La CEP exige a Cosidó el cese inmediato del comisario de Palencia por su "mala gestión" y "deslealtad profesional"

El reelegido hoy secretario en Castilla y León de la Confederación Española de Policía (CEP), Félix Ruiz, ha exigido el cese inmediato del comisario del Cuerpo en Palencia, Julián Cuadrado García, por su "mala gestión", "deslealtad profesional" y "persecución sindical", entre otras acusaciones.

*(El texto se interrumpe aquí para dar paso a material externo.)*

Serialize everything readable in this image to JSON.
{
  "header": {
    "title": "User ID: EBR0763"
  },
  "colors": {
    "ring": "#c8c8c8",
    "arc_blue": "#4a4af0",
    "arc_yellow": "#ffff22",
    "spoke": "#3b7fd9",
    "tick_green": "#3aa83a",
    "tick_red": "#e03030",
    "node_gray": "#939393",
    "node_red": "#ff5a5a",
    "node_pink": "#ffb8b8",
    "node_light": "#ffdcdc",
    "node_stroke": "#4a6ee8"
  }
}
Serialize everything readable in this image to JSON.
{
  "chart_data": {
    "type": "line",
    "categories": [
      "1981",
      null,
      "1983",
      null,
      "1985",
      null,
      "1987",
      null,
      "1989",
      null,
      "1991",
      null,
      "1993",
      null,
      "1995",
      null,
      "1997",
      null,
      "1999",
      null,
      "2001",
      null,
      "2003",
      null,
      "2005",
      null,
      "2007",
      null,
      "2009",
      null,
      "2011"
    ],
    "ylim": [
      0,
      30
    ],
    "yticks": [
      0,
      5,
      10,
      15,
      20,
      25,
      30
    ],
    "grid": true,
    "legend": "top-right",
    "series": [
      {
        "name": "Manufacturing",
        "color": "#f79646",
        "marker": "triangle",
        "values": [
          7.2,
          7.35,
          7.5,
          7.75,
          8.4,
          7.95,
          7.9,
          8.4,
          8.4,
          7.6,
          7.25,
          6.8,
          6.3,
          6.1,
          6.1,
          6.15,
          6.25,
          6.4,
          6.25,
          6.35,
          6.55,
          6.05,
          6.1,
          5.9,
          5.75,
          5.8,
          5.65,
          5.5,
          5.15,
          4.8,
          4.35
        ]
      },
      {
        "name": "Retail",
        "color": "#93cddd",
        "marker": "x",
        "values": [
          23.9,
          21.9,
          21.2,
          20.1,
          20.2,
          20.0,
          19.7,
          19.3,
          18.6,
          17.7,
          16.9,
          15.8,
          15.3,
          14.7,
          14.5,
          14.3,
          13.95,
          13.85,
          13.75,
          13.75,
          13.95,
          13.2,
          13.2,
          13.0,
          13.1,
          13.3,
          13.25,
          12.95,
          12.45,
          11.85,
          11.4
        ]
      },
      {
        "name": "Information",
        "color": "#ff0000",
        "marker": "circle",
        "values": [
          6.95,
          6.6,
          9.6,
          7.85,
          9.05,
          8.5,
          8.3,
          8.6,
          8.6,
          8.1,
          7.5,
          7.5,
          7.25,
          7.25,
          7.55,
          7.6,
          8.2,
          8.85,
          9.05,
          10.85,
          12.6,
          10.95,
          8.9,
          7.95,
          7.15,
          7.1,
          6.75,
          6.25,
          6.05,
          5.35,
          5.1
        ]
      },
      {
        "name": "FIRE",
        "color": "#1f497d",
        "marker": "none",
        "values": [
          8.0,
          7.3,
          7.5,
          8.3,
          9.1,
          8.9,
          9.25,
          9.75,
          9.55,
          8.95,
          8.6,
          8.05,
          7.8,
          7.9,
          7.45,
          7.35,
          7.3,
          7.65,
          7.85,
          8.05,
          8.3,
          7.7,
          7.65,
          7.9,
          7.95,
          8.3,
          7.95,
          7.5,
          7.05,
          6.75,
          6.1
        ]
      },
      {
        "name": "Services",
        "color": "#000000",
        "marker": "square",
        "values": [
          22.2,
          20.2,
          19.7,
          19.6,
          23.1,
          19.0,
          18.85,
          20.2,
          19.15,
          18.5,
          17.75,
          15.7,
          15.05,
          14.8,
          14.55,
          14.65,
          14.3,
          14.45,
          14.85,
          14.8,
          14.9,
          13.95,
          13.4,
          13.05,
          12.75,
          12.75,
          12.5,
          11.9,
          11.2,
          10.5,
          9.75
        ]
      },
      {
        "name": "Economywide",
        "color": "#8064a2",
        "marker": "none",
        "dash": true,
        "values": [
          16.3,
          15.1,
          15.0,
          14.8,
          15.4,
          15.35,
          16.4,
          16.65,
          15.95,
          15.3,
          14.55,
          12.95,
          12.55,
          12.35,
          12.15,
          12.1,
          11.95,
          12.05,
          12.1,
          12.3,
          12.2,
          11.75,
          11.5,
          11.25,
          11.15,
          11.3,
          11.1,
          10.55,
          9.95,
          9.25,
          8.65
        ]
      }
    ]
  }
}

Ha sido una de las primeras reivindicaciones de Ruiz, refrendado esta mañana en el cargo, por unanimidad, para los próximos cuatro años durante la IX Asamblea Regional de CEP, organización que representa en Castilla y León a un total de 1.300 policías asociados.

 

Una vez reelegido, Ruiz, acompañado por el responsable nacional, Antonio Labrado, ha insistido en solicitar el cese del comisario de Palencia, petición ya cursada al jefe superior en Castilla y León, Javier Peña Echeverría, como al director general, Ignacio Cosidó, y que justifican en la deficiente gestión realizada en su puesto, con expedientes disciplinarios injustificados a representantes sindicales, las "trabas" impuestas a la formación de los agentes o los días libres concedidos a algunos por acudir a procesiones de Semana Santa en representación del Cuerpo.

 

El sindicalista, en declaraciones recogidas por Europa Press, ha recordado que el comisario de Palencia ya fue sancionado por una falta grave cuando era inspector jefe por, saltándose el conducto interno, denunciar en sede judicial a su predecesor en el cargo por falsificar la estadística policial, en lugar de poner los hechos en conocimiento del jefe superior en la Comunidad, a lo que ha añadido la querella, admitida contra su persona por el Juzgado de Instrucción 7 de la capital palentina, interpuesta por un subinspector que le acusa de falsificación documental y alteración de los registros policiales.

 

Ruiz, ya en las primeras horas de su segundo mandato, ha aprovechado además para denunciar las carencias de efectivos de la Policía Nacional en Castilla y León y el envejecimiento de sus plantillas, con una media de 45 años y, según sus cálculos, unas necesidades que pasan por incrementar en otras 300 plazas las 2.300 actualmente existentes en la Comunidad.

 

En este sentido, el secretario regional ha precisado que al menos 200 de esas nuevas plazas deberían asignarse a Valladolid, capital que, como así ha especificado, cuenta con el grave problema derivado de un número muy elevado de edificios policiales que obligan a un centenar de agentes a realizar simplemente labores de seguridad de dichos inmuebles.

 

La solución, según él, habría sido construir una comisaría "en condiciones" Las Eras y, en lugar de contar con tantos edificios policiales, ubicar en los distintos barrios oficinas de atención al ciudadano.

 

"En Valladolid hay 700 funcionarios, pero el problema es que efectivos reales para prestar servicio de seguridad en la calle hay sólo 400, ya un centenar tiene que cuidar edificios y el resto pertenece a unidades especializadas de carácter regional o está adscrito a la Jefatura Superior", ha explicado Ruiz, quien ha recordado que este año en la capital se han jubilado 47 agentes y otros 14 pasan a segunda actividad sin destino, es decir, que "por falta de incentivos" dejan de prestar servicio.

 

Al déficit de plantillas, Ruiz ha añadido las regresivas condiciones sociolaborales que han de soportar los agentes, con cinco años consecutivos de pérdida de poder adquisitivo--su sueldo es de unos 1.600 euros--y el carácter obsoleto del equipamiento con que cuentan para su servicio, ya que disponen de vehículos que "se caen de viejos" y chalecos antibalas con un coste por unidad de 500 euros que los propios policiales pagan de su bolsillo.

 

Pero además, el responsable de CEP en Castilla y León ha denunciado públicamente que los policías tienen que mantenerse en forma ejercitándose al margen de su jornada laboral, sufragándose de su propio bolsillo el gimnasio o, simplemente, saliendo a correr para estar en condiciones psicofísicas que les permitan actuar con garantías en casos extremos.

 

Al respecto, Ruiz critica que incluso cuando un compañero sufre una baja a causa de una lesión durante este tipo de formación física, fuera del horario laboral, es penalizado por absentismo laboral con el 50 por ciento del sueldo los tres primeros días, es decir, con una merma de 300 euros. Por ello, ha demandado que o bien no se aplique dicha penalización o que la formación física sea incluida dentro de la jornada laboral.